I think the hardest part of the job has been the conflict resolution. I had trouble being an authority figure in the classroom because I think the students saw me as more of a peer/friend, and decided to take advantage of me. I did not enjoy yelling or being firm/assertive to the class, but I now realize that this is neceassary if one wants to be successful within the classroom. If I could talk to a student that will be coming to St. Andrew next year, I would tell them to not be afraid of diving into something new. You should not be afraid to try new things, because in the long run it results in you learning something new.
Saying goodbye this week was very hard for me. Not just because I have worked with these teachers for the past few months, but because I have known them for many years. These great individuals are my past teachers, and saying goodbye to them again was very hard for me. Over this past semester, they have all done so much for me. They have gone out of their way to welcome me into their work environment, and provide me with activities that will enhance my skills and work ethic. I hated saying goodbye, however, in all the sadness I saw how much I have truly accomplished. I have come so far, and met so many nice people during my stay, and in thanking them for everything, I became very emotional.
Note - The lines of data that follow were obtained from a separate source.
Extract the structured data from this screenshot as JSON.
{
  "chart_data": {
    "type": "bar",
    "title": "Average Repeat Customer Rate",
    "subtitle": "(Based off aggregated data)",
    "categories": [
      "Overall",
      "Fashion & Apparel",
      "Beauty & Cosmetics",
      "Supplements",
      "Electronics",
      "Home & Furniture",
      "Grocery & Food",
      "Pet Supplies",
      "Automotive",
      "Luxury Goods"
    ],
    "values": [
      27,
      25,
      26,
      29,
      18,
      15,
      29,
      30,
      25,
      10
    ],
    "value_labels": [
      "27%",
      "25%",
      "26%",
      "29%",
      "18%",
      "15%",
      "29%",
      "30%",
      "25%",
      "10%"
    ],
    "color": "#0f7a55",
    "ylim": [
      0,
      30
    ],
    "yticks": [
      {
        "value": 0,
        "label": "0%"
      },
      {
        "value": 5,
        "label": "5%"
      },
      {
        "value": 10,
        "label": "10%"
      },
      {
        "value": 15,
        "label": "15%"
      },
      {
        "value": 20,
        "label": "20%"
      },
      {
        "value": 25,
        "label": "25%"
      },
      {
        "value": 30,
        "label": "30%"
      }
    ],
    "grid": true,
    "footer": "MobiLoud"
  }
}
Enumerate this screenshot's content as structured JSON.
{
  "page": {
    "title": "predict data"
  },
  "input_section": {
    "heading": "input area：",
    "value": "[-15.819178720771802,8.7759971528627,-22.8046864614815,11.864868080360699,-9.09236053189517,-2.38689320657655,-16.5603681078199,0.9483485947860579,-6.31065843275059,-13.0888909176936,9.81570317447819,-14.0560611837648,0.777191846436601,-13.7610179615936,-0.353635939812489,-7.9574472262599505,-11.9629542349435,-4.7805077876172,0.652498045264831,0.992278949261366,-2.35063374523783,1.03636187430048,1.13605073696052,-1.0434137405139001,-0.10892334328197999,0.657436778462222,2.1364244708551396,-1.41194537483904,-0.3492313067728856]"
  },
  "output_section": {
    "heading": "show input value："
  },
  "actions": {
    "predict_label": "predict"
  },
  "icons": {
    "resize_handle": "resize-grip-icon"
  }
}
Looking back on my co-op experience, I feel that I am more confident and self-assured. I have become more outgoing, and self-assured. Co-op has helped me with so many other aspects of life, and I am looking forward to pursuing this career. I feel that I have done the best I could have done in everything I was assigned to do. I am a hardworker, and I truly think it showed in the work that I have done here at my placement. I cannot wait to use the new skills I have learned here. I feel so much differently about myself, and I think that these new qualities will only benefit me in the future. I believe that this experience will help me in the future because I have gained valuable experience in the field, and have pinpointed areas that need improvement, and those that I am strong in. I now have the opportunity/advantage of working on the skills I need to improve on, so that one day, I may have a head start. I saw how this career runs, and I can actually see myself being a part of it.
My last day ended with me doing one last task for Mme. Mercer and I was very sad to do this. It really hit me that I was not going to work at my placement, and I am very sad to go, because I became very attached to all those who have helped me. I said goodbye to all of these wonderful people, and was sure to thank them for all that they have done for me. I will never forget this experience, and I am so thankful I was able to have this opportunity. I feel that I have gained an insight into this career, and am more sure than ever that I want to pursue it. This reassurance is all thanks to co-operative education-thank you!